- The International Monetary Fund (IMF) says negotiations with El Salvador are ongoing, focusing on transparency, protection of public funds, and risks related to Bitcoin.
- Under the IMF lending arrangement, discussions over selling or winding down El Salvador’s Chivo Bitcoin wallet have progressed smoothly.
- Despite IMF pressure, El Salvador continues daily Bitcoin purchases, while GDP growth is projected near 4%.
The International Monetary Fund (IMF) reports that talks with El Salvador about Bitcoin-related policies are continuing, with primary objectives to improve transparency, safeguard public finances, and reduce financial risks tied to cryptocurrency exposure.
This update is part of the IMF staff review of El Salvador’s 40-month Extended Fund Facility (EFF), under which the country received a $1.4 billion loan in 2024 following prolonged negotiations connected to Bitcoin adoption.
The IMF says discussions about the future of the government-operated Chivo Bitcoin wallet have particularly advanced, including options to sell the platform or to discontinue it altogether.
Launched in September 2021 as part of El Salvador’s national Bitcoin promotion, Chivo has faced persistent criticism since its introduction, with allegations of identity theft, fraud, technical failures, and frozen user accounts.
Chivo wallet negotiations moving forward
The IMF confirmed that negotiations to sell Chivo are “progressing well,” signaling a meaningful step toward reducing direct government involvement in Bitcoin infrastructure.
One of the wallet’s designers publicly suggested last year that the application should be shut down due to controversies that surrounded its rollout.
Under commitments tied to the IMF arrangement, El Salvador agreed to reduce public sector involvement in Bitcoin-related activities.
In March, the IMF formally requested that the country cease accumulating Bitcoin through purchases and mining and to dismantle public structures used to acquire digital assets.
The Fund later said El Salvador has started to meet those commitments, including initiating a full phase-out of the Chivo wallet.
Despite these measures, several private-sector Bitcoin wallets are expected to continue operating within the country.
When the IMF loan was finalized, Stacy Herbert, director of El Salvador’s national Bitcoin office, said Chivo’s role would change, but private wallet providers would continue to serve users.
Bitcoin accumulation remains a point of tension
Bitcoin policy remains a central source of friction between El Salvador and the IMF.

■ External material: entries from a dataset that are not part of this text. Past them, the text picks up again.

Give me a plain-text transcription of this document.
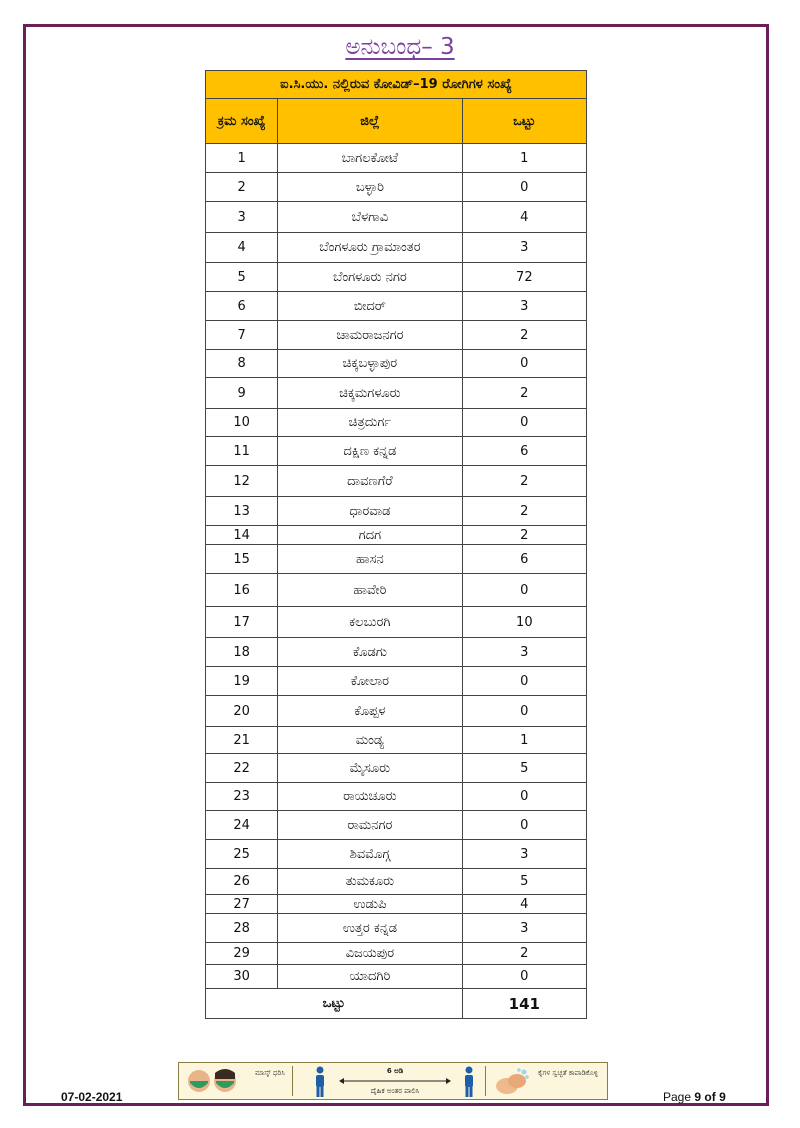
ಅನುಬಂಧ– 3
ಐ.ಸಿ.ಯು. ನಲ್ಲಿರುವ ಕೋವಿಡ್–19 ರೋಗಿಗಳ ಸಂಖ್ಯೆ		
ಕ್ರಮ ಸಂಖ್ಯೆ	ಜಿಲ್ಲೆ	ಒಟ್ಟು
1	ಬಾಗಲಕೋಟೆ	1
2	ಬಳ್ಳಾರಿ	0
3	ಬೆಳಗಾವಿ	4
4	ಬೆಂಗಳೂರು ಗ್ರಾಮಾಂತರ	3
5	ಬೆಂಗಳೂರು ನಗರ	72
6	ಬೀದರ್	3
7	ಚಾಮರಾಜನಗರ	2
8	ಚಿಕ್ಕಬಳ್ಳಾಪುರ	0
9	ಚಿಕ್ಕಮಗಳೂರು	2
10	ಚಿತ್ರದುರ್ಗ	0
11	ದಕ್ಷಿಣ ಕನ್ನಡ	6
12	ದಾವಣಗೆರೆ	2
13	ಧಾರವಾಡ	2
14	ಗದಗ	2
15	ಹಾಸನ	6
16	ಹಾವೇರಿ	0
17	ಕಲಬುರಗಿ	10
18	ಕೊಡಗು	3
19	ಕೋಲಾರ	0
20	ಕೊಪ್ಪಳ	0
21	ಮಂಡ್ಯ	1
22	ಮೈಸೂರು	5
23	ರಾಯಚೂರು	0
24	ರಾಮನಗರ	0
25	ಶಿವಮೊಗ್ಗ	3
26	ತುಮಕೂರು	5
27	ಉಡುಪಿ	4
28	ಉತ್ತರ ಕನ್ನಡ	3
29	ವಿಜಯಪುರ	2
30	ಯಾದಗಿರಿ	0
ಒಟ್ಟು		141
ಮಾಸ್ಕ್ ಧರಿಸಿ	6 ಅಡಿ
ದೈಹಿಕ ಅಂತರ ಪಾಲಿಸಿ
ಕೈಗಳ ಸ್ವಚ್ಛತೆ ಕಾಪಾಡಿಕೊಳ್ಳಿ
07-02-2021	Page 9 of 9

The Fund has repeatedly warned that Bitcoin’s price volatility poses risks to public finances and has pushed for limits on government exposure.
Nonetheless, El Salvador continues to report ongoing Bitcoin purchases.
Official disclosures show the country added 1,098 Bitcoin last month, valued at nearly $100 million at the time.
Data published by El Salvador’s Bitcoin office indicate holdings of about 7,509 BTC, with purchases continuing on a daily basis even amid sharp market swings.
In May, the IMF reiterated that it would “continue to work” to ensure El Salvador does not accumulate additional Bitcoin reserves.
President Nayib Bukele has publicly refused to halt purchases, stating in March that the policy will continue regardless of external pressure.
IMF praises economic performance
Despite ongoing concerns about Bitcoin, the IMF maintains a positive view of El Salvador’s broader economic performance.
The Fund says economic expansion has exceeded expectations, with real GDP growth forecast at about 4% this year and strong prospects for the coming year.
The IMF also notes that fiscal targets remain on track, foreign exchange reserves continue to rise, and domestic borrowing has declined.
Structural reforms have advanced, including new bank stability legislation, adoption of Basel III standards, and updated anti-money laundering rules.
The IMF states it will keep working closely with Salvadoran authorities to secure a staff-level agreement to complete the second EFF review, underscoring that—even as macroeconomic prospects improve—Bitcoin-related risks will remain under close scrutiny.